Cerró los ojos e intentó recordar.
El denso y pútrido olor a cadáver le daba náuseas.
Pero entre eso…
había un tenue…
aroma.
—¿Aroma?
—El oficial sintió que se le erizaba el cabello y dijo con acento:
—Todos son cadáveres.
¿Por qué habría olor a cadáver en sus sacos?
—Sí —dijo Su Xiaoxiao con confianza.
Este cuerpo era anormalmente sensible.
Temía al dolor y al calor, y no toleraba el hambre.
A menudo hacía que Su Xiaoxiao sufriera indeciblemente.
Sin embargo, tenía una ventaja.
Era demasiado sensible, así que sus cinco sentidos eran más agudos que los de las personas comunes.
El oficial lo anotó.
El testimonio de un testigo presencial no era algo que los peones como ellos pudieran decidir.
Los superiores determinarían su autenticidad y valor.
—¿Qué tipo de aroma es?
—preguntó.
Su Xiaoxiao negó con la cabeza.
—No estoy segura.
Nunca he olido ese aroma antes.
Pero si lo vuelvo a oler, definitivamente podré reconocerlo.
El oficial lo anotó con veracidad.
—Disculpe, ¿puedo preguntar a su hermano?
—¿Y si hubiera una pista?
Su Xiaoxiao asintió.
El oficial fue al patio para ver a Su Ergou.
Lamentablemente, Su Ergou en verdad estaba confundido en ese momento y no pudo proporcionar ninguna pista valiosa.
Después de que el oficial se fuera, Wei Ting llegó.
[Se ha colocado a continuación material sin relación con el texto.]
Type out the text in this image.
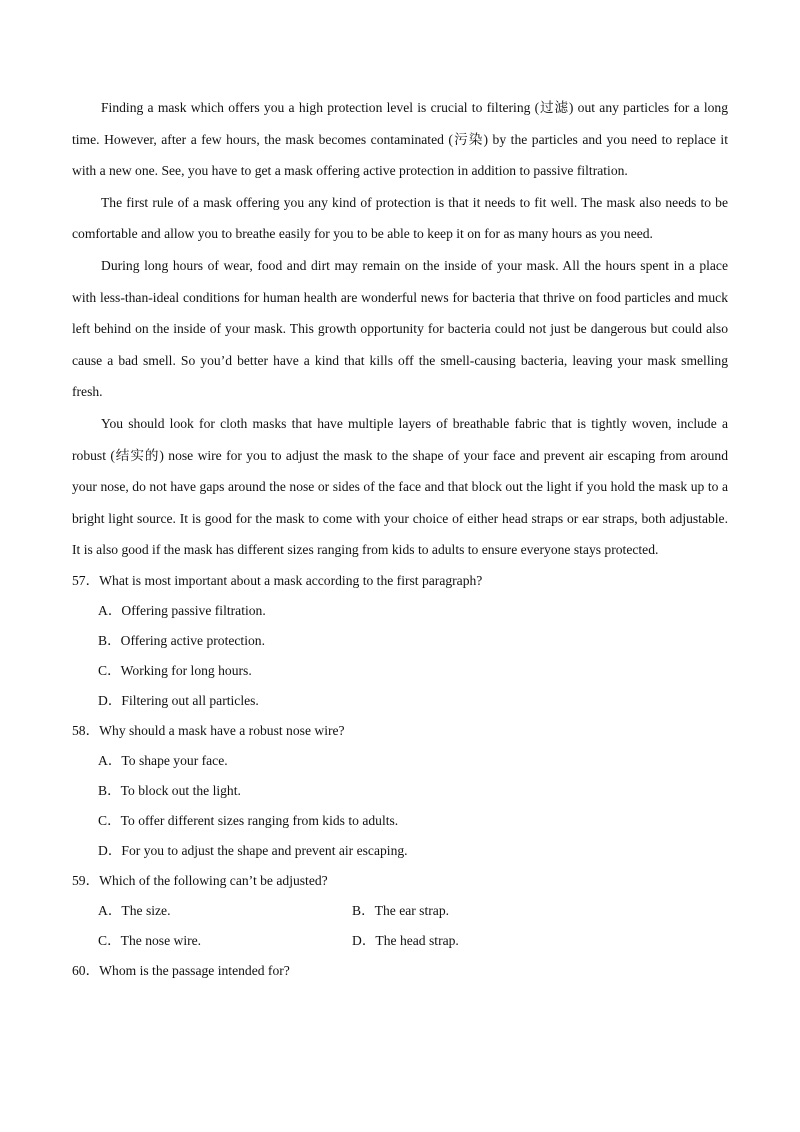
Finding a mask which offers you a high protection level is crucial to filtering (过滤) out any particles for a long time. However, after a few hours, the mask becomes contaminated (污染) by the particles and you need to replace it with a new one. See, you have to get a mask offering active protection in addition to passive filtration.

The first rule of a mask offering you any kind of protection is that it needs to fit well. The mask also needs to be comfortable and allow you to breathe easily for you to be able to keep it on for as many hours as you need.

During long hours of wear, food and dirt may remain on the inside of your mask. All the hours spent in a place with less-than-ideal conditions for human health are wonderful news for bacteria that thrive on food particles and muck left behind on the inside of your mask. This growth opportunity for bacteria could not just be dangerous but could also cause a bad smell. So you’d better have a kind that kills off the smell-causing bacteria, leaving your mask smelling fresh.

You should look for cloth masks that have multiple layers of breathable fabric that is tightly woven, include a robust (结实的) nose wire for you to adjust the mask to the shape of your face and prevent air escaping from around your nose, do not have gaps around the nose or sides of the face and that block out the light if you hold the mask up to a bright light source. It is good for the mask to come with your choice of either head straps or ear straps, both adjustable. It is also good if the mask has different sizes ranging from kids to adults to ensure everyone stays protected.

57．What is most important about a mask according to the first paragraph?

A．Offering passive filtration.

B．Offering active protection.

C．Working for long hours.

D．Filtering out all particles.

58．Why should a mask have a robust nose wire?

A．To shape your face.

B．To block out the light.

C．To offer different sizes ranging from kids to adults.

D．For you to adjust the shape and prevent air escaping.

59．Which of the following can’t be adjusted?

A．The size.	B．The ear strap.

C．The nose wire.	D．The head strap.

60．Whom is the passage intended for?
Apareció detrás del Médico Fu como un fantasma.
El Médico Fu acababa de terminar de reponer el botiquín.
Cuando se dio la vuelta, se sorprendió al ver a una persona viva frente a él.
—¿Señor… Señor Wei?
—El Doctor Fu había vivido mucho tiempo en la Mansión del Marqués de Zhenbei y en el Callejón de la Flor de Peral, así que naturalmente conocía la identidad de Wei Ting.
Ahora, solo el Gerente Sun, el Pequeño Weizi y los demás seguían en la oscuridad.
—Doctor Fu —dijo Wei Ting también lo saludó—.
Vengo a cambiarme las vendas.
El Doctor Fu dijo:
—Espere, iré a buscar a Daya.
Wei Ting dijo:
—Cámbialo tú.
No la molestes.
Que tome un respiro.
Sonaba especialmente como un marido considerado.
El Doctor Fu no sospechó nada.
Llevó a Wei Ting a la habitación y sacó las varias hierbas que Su Xiaoxiao había traído de la farmacia.
Desinfectó las suturas de Wei Ting, aplicó el ungüento y volvió a vendarlo.
—Gracias —dijo Wei Ting agradeció y se levantó para irse.
En cuanto llegó a la puerta, vio a cierto pavo real gordo sosteniendo un suero y una aguja, mirándolo juguetonamente.
—¿A dónde va, Señor Wei?
—Se erizó el pelo de Wei Ting mientras trataba de no mirar la aguja—.
Tengo algo urgente que hacer esta noche.
Volveré más tarde.
Sin decir otra palabra, Su Xiaoxiao agarró el cuello de cierta persona y arrastró al paciente desobediente de vuelta a la sala con una expresión fría.